Several gender theorists point to the level of interactions and exchanges as perhaps the least studied and most potentially informative area of research on gender inequality (Deutsch, 2007; Ridgeway, 1997; Risman, 2004). Such a lens also prompts us to move beyond a treatment of individual characteristics as fixed or exogenous; rather, we should think of gender as a role or identity that is likely more salient in certain social interactions or contexts than in others, with resultant implications for the activation of stereotypes and social scripts (Ridgeway & Correll, 2004). For example, future research might examine whether gender appears to be less relevant in social interactions among students, or between students and their teachers, in high school biology classes as compared to physics classes. Given the early formation of career and subject interests, additional insights might be provided by focusing on interactions within math and science classrooms at the elementary or middle school level from a similar perspective.

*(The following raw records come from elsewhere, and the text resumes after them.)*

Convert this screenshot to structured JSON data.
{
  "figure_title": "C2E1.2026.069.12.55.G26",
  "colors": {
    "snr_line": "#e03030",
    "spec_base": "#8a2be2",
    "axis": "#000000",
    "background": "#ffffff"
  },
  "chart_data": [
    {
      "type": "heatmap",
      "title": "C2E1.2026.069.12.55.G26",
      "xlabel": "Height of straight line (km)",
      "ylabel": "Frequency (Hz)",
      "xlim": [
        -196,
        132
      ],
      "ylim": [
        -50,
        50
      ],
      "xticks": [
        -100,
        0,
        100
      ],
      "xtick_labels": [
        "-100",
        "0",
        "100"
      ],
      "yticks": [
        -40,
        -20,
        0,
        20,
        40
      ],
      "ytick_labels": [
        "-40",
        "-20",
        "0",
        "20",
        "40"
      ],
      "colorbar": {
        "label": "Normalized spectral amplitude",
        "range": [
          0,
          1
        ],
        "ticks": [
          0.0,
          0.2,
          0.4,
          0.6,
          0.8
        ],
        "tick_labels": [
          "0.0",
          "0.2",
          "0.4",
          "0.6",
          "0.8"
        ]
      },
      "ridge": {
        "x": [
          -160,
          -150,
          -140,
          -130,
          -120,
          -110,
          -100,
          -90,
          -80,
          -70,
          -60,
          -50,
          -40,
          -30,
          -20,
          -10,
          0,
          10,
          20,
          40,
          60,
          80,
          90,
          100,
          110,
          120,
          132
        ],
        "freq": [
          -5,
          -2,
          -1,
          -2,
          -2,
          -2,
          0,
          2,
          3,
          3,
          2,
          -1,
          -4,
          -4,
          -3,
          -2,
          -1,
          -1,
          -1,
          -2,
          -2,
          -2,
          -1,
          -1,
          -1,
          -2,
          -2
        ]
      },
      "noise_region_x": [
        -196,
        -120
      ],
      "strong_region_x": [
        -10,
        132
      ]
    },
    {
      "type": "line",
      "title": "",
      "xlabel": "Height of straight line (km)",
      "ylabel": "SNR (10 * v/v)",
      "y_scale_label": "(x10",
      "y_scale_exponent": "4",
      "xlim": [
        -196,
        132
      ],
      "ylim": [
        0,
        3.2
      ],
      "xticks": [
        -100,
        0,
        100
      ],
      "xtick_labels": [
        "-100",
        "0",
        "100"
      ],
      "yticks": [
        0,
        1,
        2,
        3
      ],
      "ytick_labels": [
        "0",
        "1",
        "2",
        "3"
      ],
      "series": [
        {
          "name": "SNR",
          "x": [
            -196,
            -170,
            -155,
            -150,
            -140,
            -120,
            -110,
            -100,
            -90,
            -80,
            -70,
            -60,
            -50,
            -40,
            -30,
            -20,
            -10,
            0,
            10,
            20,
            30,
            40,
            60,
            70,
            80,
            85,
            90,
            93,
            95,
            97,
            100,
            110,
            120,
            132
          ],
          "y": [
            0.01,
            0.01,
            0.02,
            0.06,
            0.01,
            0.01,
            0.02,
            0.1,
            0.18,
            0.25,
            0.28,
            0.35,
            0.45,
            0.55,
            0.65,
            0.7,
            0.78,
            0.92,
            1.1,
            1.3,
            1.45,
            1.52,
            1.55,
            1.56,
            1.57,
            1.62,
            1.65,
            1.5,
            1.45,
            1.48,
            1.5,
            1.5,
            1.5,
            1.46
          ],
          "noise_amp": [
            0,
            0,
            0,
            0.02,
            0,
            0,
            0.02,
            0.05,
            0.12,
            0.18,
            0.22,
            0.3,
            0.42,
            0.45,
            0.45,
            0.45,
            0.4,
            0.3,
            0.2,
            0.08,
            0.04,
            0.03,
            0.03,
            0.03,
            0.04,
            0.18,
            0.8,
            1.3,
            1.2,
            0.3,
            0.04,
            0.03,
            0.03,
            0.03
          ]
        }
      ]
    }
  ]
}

Comparing these different micro-level contexts might provide more information about when, where, and how particular scientific identities are cultivated or dampened and subsequently why females might remain less likely to enter some postsecondary STEM fields of study despite comparable levels of achievement to their male peers.

Finally, consistent with research by Eccles (1994) on how individual preferences are shaped by both interests and feelings of efficacy, future research should focus more on thinking about the choices women make as a choice for something rather than simply a choice against PS/E fields (Stinebrickner & Stinebrickener, 2011; Zafar, 2011). What do many qualified females find more attractive in these other fields of study, and more importantly why? In answering such questions we should think more critically about the social structures that shape and scaffold the development of preferences and the dynamic rather than static nature of such preferences. We must also consider variation both within and across genders, for example, by examining why and how some females resist cultural expectations and pursue degrees in engineering. By doing so we recognize the importance of human agency and the potential for gender to be “undone,” or perhaps reconstructed using alternative definitions of both the nature of STEM disciplines as well as gender as a social category (Deutsch, 2007; Eisenhart & Finkel, 1998).

The primary aim of this article was to test the applicability of an old explanation for inequality that continues to resonate. We have offered powerful evidence that long-standing underachievement arguments fail to provide the answer to the question of gender inequality in representation in STEM postsecondary fields. We are unable to test or prove the validity of alternative answers with existing national surveys. A combination of future surveys and qualitative studies designed specifically to address some of the macro-level sociological processes discussed here as well as the more micro-level social-psychological ones are likely necessary to more effectively answer this elusive question.